Les Comores et le Syndicat de la magistrature font front commun ! LFI embarrassée
Dès 2018, l’antenne locale du Syndicat de la magistrature avait été très claire. Elle avait demandé à la préfecture de Mayotte « l’arrêt immédiat [de la] politique d’interpellation des personnes étrangères en situation irrégulière puisque celles-ci seront immanquablement libérées », en raison du conflit diplomatique avec les Comores. Déjà à l’époque, la mauvaise volonté de Moroni était un argument pour la gauche.
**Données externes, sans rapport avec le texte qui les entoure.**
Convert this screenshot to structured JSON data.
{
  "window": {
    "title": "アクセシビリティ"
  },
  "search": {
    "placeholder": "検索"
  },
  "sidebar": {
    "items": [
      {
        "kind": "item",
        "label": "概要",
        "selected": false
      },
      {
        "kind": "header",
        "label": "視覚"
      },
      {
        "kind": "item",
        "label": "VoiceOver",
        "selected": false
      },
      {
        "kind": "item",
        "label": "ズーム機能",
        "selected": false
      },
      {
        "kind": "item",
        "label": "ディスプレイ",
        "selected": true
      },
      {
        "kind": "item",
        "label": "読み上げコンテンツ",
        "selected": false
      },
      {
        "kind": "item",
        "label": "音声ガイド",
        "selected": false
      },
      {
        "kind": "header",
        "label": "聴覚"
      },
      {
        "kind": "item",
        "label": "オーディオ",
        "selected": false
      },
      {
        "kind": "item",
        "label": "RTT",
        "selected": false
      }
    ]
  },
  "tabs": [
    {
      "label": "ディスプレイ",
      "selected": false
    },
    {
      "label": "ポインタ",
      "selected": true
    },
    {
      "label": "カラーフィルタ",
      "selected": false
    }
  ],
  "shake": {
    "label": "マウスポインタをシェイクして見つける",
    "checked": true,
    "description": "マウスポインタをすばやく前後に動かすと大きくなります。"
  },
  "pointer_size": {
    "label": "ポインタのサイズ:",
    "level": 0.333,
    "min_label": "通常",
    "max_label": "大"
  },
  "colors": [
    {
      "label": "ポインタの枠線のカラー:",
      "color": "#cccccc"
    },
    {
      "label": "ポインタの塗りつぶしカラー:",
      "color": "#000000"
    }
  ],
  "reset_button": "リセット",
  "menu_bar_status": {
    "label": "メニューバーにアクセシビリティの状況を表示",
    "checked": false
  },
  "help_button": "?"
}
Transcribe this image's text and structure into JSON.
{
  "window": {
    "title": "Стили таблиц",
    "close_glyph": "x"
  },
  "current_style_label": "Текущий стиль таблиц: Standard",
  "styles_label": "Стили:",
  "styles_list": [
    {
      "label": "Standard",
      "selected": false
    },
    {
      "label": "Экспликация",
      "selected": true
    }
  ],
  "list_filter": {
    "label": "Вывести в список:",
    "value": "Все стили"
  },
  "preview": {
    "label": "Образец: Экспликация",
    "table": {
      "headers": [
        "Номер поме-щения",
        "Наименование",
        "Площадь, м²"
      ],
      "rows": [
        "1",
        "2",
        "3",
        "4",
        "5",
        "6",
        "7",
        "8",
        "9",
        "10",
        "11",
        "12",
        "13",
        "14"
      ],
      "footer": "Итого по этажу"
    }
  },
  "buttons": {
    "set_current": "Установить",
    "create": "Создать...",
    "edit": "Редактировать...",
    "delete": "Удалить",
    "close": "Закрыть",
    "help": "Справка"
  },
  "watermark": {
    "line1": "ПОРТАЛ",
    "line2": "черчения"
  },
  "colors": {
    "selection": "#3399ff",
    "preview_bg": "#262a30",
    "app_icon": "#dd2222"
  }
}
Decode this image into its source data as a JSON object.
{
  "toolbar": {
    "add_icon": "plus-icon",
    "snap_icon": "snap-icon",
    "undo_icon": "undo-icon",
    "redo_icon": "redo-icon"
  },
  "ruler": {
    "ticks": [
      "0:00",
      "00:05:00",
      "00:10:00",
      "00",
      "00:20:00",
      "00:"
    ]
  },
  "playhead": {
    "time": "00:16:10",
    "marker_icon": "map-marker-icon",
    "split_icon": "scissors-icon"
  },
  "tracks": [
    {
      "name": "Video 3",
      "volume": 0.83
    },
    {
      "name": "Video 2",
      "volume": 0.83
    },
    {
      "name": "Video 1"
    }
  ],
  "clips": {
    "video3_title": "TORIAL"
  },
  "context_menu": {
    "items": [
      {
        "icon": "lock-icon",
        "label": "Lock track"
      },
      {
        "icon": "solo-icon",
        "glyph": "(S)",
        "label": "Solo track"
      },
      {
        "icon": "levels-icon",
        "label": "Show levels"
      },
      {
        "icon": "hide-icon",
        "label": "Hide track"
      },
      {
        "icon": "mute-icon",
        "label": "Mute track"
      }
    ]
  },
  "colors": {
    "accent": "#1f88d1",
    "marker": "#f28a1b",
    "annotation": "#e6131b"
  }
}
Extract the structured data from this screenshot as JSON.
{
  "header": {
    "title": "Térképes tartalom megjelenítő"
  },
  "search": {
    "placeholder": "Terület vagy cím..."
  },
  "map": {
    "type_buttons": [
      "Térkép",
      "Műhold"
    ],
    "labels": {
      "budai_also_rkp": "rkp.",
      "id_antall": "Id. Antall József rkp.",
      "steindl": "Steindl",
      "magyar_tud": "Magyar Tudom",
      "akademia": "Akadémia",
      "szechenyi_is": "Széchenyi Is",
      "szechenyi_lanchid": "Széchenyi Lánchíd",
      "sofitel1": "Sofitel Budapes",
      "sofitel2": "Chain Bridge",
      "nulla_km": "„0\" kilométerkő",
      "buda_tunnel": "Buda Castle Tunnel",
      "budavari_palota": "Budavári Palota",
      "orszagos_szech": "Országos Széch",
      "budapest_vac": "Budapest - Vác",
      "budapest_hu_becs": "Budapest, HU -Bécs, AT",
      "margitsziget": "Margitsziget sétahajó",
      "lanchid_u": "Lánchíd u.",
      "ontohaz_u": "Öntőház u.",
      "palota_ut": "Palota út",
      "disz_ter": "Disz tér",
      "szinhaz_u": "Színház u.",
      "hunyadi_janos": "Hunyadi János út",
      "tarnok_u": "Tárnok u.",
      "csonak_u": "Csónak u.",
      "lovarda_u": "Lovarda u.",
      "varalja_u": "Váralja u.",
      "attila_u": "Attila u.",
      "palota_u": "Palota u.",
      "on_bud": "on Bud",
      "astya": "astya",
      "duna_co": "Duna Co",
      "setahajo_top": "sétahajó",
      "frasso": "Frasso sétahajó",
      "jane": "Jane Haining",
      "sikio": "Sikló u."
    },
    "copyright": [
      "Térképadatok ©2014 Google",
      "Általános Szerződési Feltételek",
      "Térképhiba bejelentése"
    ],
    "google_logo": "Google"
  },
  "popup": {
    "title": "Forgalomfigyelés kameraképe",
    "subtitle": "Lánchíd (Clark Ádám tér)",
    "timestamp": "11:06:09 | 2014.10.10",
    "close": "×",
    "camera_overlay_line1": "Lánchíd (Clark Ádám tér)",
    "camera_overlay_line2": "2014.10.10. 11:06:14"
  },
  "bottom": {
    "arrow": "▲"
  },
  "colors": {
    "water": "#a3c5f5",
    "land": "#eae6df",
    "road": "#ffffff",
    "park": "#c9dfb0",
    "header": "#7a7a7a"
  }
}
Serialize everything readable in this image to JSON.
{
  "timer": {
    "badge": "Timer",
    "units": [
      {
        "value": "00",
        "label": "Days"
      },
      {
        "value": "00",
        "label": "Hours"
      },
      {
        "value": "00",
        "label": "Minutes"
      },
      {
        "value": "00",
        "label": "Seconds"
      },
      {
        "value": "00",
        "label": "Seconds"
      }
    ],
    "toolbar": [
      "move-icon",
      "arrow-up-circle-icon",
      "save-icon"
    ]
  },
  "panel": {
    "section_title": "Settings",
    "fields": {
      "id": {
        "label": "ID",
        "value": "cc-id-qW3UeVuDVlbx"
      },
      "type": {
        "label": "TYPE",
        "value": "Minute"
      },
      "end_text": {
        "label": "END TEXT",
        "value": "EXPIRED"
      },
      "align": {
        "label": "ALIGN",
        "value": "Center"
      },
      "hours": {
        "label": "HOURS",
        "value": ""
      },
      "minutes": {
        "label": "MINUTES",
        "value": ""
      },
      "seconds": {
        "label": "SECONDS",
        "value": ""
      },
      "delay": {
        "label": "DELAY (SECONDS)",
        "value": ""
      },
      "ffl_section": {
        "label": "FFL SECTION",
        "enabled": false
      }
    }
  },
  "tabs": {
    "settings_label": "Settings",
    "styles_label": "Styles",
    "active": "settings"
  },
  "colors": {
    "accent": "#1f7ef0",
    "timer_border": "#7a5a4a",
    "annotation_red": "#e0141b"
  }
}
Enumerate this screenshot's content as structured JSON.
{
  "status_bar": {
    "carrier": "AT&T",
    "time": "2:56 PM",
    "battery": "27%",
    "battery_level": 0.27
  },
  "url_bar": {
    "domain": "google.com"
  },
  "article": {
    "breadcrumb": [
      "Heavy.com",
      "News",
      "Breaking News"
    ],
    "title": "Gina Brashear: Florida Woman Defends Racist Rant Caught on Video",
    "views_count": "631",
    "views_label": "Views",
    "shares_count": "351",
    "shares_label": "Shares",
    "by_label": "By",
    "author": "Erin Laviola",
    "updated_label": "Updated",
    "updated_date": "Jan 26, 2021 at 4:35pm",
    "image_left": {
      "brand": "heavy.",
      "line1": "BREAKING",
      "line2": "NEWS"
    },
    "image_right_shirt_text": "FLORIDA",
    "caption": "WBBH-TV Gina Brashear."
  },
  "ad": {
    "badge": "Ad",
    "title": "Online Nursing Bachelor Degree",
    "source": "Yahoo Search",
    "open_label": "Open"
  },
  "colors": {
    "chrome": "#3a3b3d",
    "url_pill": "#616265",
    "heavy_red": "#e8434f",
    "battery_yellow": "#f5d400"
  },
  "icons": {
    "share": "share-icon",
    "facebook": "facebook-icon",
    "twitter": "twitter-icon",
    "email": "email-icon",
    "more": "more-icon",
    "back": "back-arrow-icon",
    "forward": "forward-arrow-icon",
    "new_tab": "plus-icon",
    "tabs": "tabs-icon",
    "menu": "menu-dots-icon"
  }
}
Concernant l’opération Wuambushu, le même syndicat avait dénoncé, dès février 2023, « une instrumentalisation dont fait l’objet l’institution judiciaire qui se retrouve mise au service d’une politique pénale décidée par le ministère de l’Intérieur ».
Conséquence directe de cette position, l’arrêt du démantèlement d’un bidonville exigé par le tribunal à Mayotte décidé ce mardi. Depuis la métropole, La France insoumise ne ménage pas ses efforts pour dénoncer la finalité de l’opération. Ainsi, le patron de LFI Manuel Bompard a déclaré, sur CNews : « Ne donnons pas l’impression que c’est l’opération Wuambushu qui réglera les problèmes à Mayotte. » Une position tempérée, sans doute influencée par Mikidadi Abdullah, le porte-parole de l’antenne Insoumise de Mayotte qui avait, quant à lui, botté en touche en déclarant qu’il « ne pouvait se prononcer pour ou contre Wuambushu ».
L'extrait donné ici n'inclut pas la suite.